Anestis, a Harvard Business School grad and railroad consultant who'd been brought in to shake things up at staid FEC, was intrigued. He hired a Boston-based management consulting firm called Monitor Group to evaluate a potential telecom strategy for FEC.
Within months of his arrival at FEC, Anestis and his board of directors had signed off on Monitor's recommendation to create a telecom subsidiary. Called Epik Communications, the subsidiary planned to build its own network of fiber-optic cable; it would then lease space on the network for voice and data communications -- bandwidth -- to long-distance carriers, wireless companies and internet service providers. The strategy called first for building a network connecting Florida's major cities and then expanding the system nationwide. To lead the effort, Anestis hired John McClellan, the Monitor telecom consultant who'd prepared the study for FEC.
Ultimately, Epik Communications -- based in Orlando -- would spend $350 million to create 1,850 miles of fiber from Atlanta to Miami. To help pay for the expansion, FEC mortgaged some of its commercial real estate holdings. FEC had high hopes for its new subsidiary. In his message to shareholders in 2001, Anestis wrote that he expected Epik revenues to "ramp up significantly."
Unfortunately, FEC was late to a party that was about to break up. By late last year, telecom growth had slowed significantly, and Epik was hurting.
Most of the industry's problems can be traced to overcapacity. Spurred by the Telecommunications Reform Act of 1996, designed to open the historically regulated industry to competition, telecom firms went on a building binge. In addition to Epik, regional units of in-state power companies, FPL FiberNet and Progress Telecom, installed fiber networks in Florida -- along with the big national telecom players like Qwest and Global Crossing.
By the time the internet bubble burst, an estimated 39 million miles of fiber-optic cable stretched underneath the U.S. Today, only 10% of it is in use, according to the recent estimates by Merrill Lynch & Co. To pay for it all, telecom companies borrowed more than $1.5 trillion from banks and issued more than $630 billion of bonds since 1996, according to Thompson Financial.

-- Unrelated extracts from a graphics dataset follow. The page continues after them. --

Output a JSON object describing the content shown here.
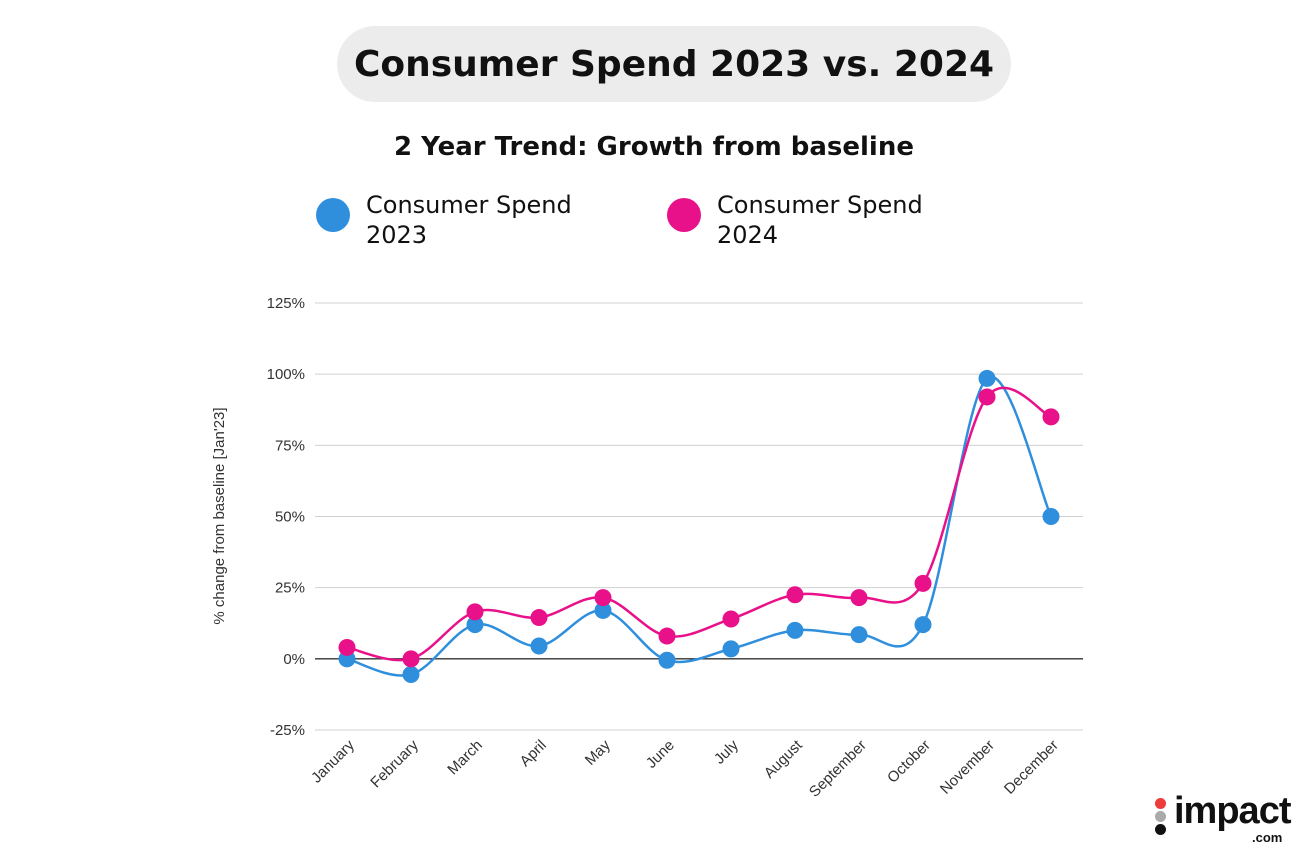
{
  "header": {
    "title": "Consumer Spend 2023 vs. 2024"
  },
  "logo": {
    "text": "impact",
    "suffix": ".com"
  },
  "chart_data": {
    "type": "line",
    "title": "2 Year Trend: Growth from baseline",
    "xlabel": "",
    "ylabel": "% change from baseline [Jan'23]",
    "ylim": [
      -25,
      125
    ],
    "yticks": [
      "-25%",
      "0%",
      "25%",
      "50%",
      "75%",
      "100%",
      "125%"
    ],
    "ytick_values": [
      -25,
      0,
      25,
      50,
      75,
      100,
      125
    ],
    "grid": true,
    "legend": "top",
    "smooth": true,
    "categories": [
      "January",
      "February",
      "March",
      "April",
      "May",
      "June",
      "July",
      "August",
      "September",
      "October",
      "November",
      "December"
    ],
    "series": [
      {
        "name": "Consumer Spend 2023",
        "color": "#2f8fdd",
        "values": [
          0,
          -5.5,
          12,
          4.5,
          17,
          -0.5,
          3.5,
          10,
          8.5,
          12,
          98.5,
          50
        ]
      },
      {
        "name": "Consumer Spend 2024",
        "color": "#e8118a",
        "values": [
          4,
          0,
          16.5,
          14.5,
          21.5,
          8,
          14,
          22.5,
          21.5,
          26.5,
          92,
          85
        ]
      }
    ]
  }
}
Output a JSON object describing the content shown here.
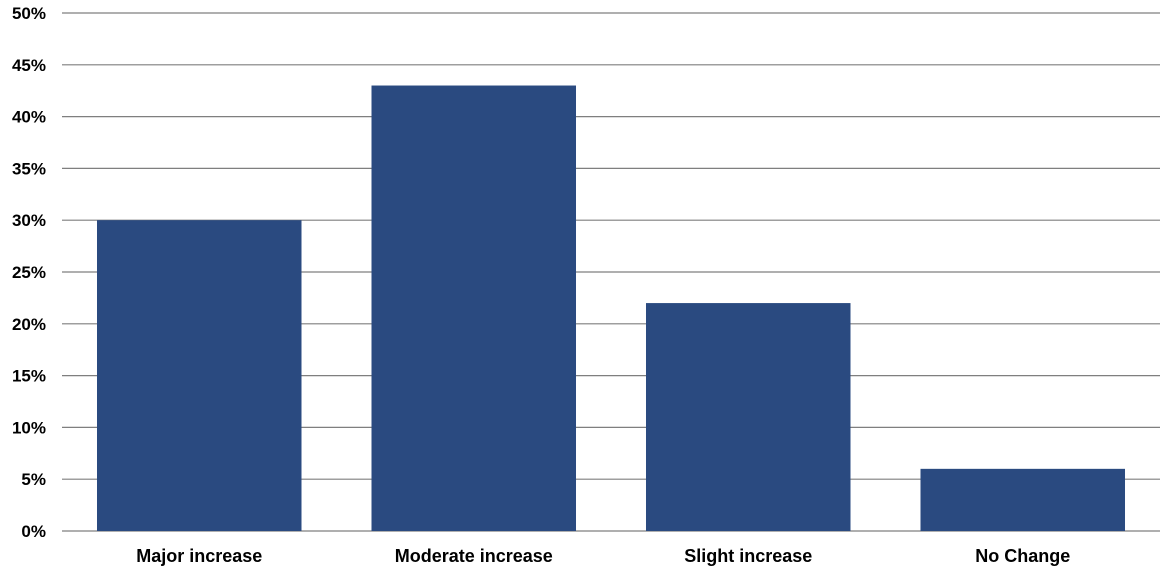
{
  "chart_data": {
    "type": "bar",
    "categories": [
      "Major increase",
      "Moderate increase",
      "Slight increase",
      "No Change"
    ],
    "values": [
      30,
      43,
      22,
      6
    ],
    "ylim": [
      0,
      50
    ],
    "y_ticks": [
      0,
      5,
      10,
      15,
      20,
      25,
      30,
      35,
      40,
      45,
      50
    ],
    "y_tick_labels": [
      "0%",
      "5%",
      "10%",
      "15%",
      "20%",
      "25%",
      "30%",
      "35%",
      "40%",
      "45%",
      "50%"
    ],
    "bar_color": "#2a4a80",
    "grid": true,
    "legend": "none"
  }
}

The suffocating debt forced many smaller firms to close their doors and forced bigger companies like Global Crossing to seek bankruptcy protection. "People talk about the occurrence of a 100-year flood," Anestis says. "Telecom is now experiencing the 1,000-year flood."
To protect itself against the rising waters, FEC drastically curtailed Epik's aggressive expansion plans. The nationwide rollout is on hold. Capital spending this year has been pared back to a paltry $5 million to $8 million; operating costs have been slashed. FEC wrote down $98 million of its investment in fiber optic.

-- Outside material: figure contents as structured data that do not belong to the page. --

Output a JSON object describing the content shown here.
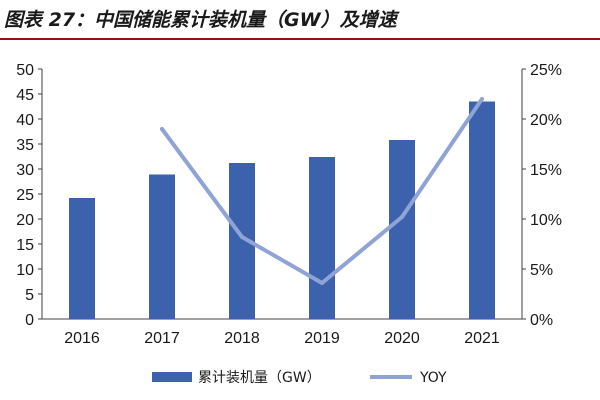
{
  "title": "图表 27：中国储能累计装机量（GW）及增速",
  "chart_data": {
    "type": "bar+line",
    "title": "图表 27：中国储能累计装机量（GW）及增速",
    "categories": [
      "2016",
      "2017",
      "2018",
      "2019",
      "2020",
      "2021"
    ],
    "series": [
      {
        "name": "累计装机量（GW）",
        "type": "bar",
        "axis": "left",
        "values": [
          24.2,
          28.9,
          31.2,
          32.4,
          35.8,
          43.5
        ],
        "color": "#3d62ad"
      },
      {
        "name": "YOY",
        "type": "line",
        "axis": "right",
        "values": [
          null,
          19.0,
          8.2,
          3.6,
          10.2,
          22.0
        ],
        "color": "#8fa3d6"
      }
    ],
    "y_left": {
      "ylim": [
        0,
        50
      ],
      "ticks": [
        "0",
        "5",
        "10",
        "15",
        "20",
        "25",
        "30",
        "35",
        "40",
        "45",
        "50"
      ]
    },
    "y_right": {
      "ylim": [
        0,
        25
      ],
      "ticks": [
        "0%",
        "5%",
        "10%",
        "15%",
        "20%",
        "25%"
      ]
    },
    "grid": false,
    "legend_position": "bottom"
  }
}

At the same time, Anestis replaced McClellan, Epik's founding president, and Benjamin Finzi, its first chief operating officer and current chairman of Florida's technology task force, IT Florida. E. Craig Sanders, a telecom veteran who has overseen several turnarounds, has been hired as president. His charge: To stabilize the bleeding and build revenues.
While the outlook for the wholesale fiber-optic business is bleak, Epik has a few things in its favor. Unlike most telecom firms, Epik's parent company, FEC, has a relatively strong balance sheet. That should give Epik an edge because customers will want to sign contracts with providers they know will still be around. "Price is important, but so are financial security and stability," says Nancy Bedard, an analyst at The Yankee Group, a communication and technology research firm in Boston.
Another plus is Epik's presence in Florida, where the telecom market is expected to benefit from the state's continued population growth and its role as the communications gateway to Latin America. The opening last year of the NAP of the Americas in Miami should benefit Epik. A NAP, or network access point, is a facility where big communications carriers route traffic and hand it off to each other to get it where it needs to go in the most efficient way.
Still, Epik's future is unclear. While most telecom companies have written down much of their fiber-optics investment, FEC has decided to hold out. Anestis likens the Epik investment to a "paid up call option" on the telecom industry. If the industry rebounds, Epik is positioned to benefit. Meanwhile, Epik's losses help lower FEC's tax bite by offsetting profits earned from FEC's transportation and real estate operations.
There's also some pressure to sell Epik. "Something needs to be done with Epik," says Herbert Peyton, president of Jacksonville-based Gate Petroleum and one of FEC's outside directors. "If the right deal came along, we'd sell it." Given the condition of the industry, however, that's probably wishful thinking at this point.
Meanwhile, Anestis says he has no regrets about venturing into telecom. "We'd do it again with what we knew at the time. My job is not to keep things the way they were. My job is to use the assets in creative ways."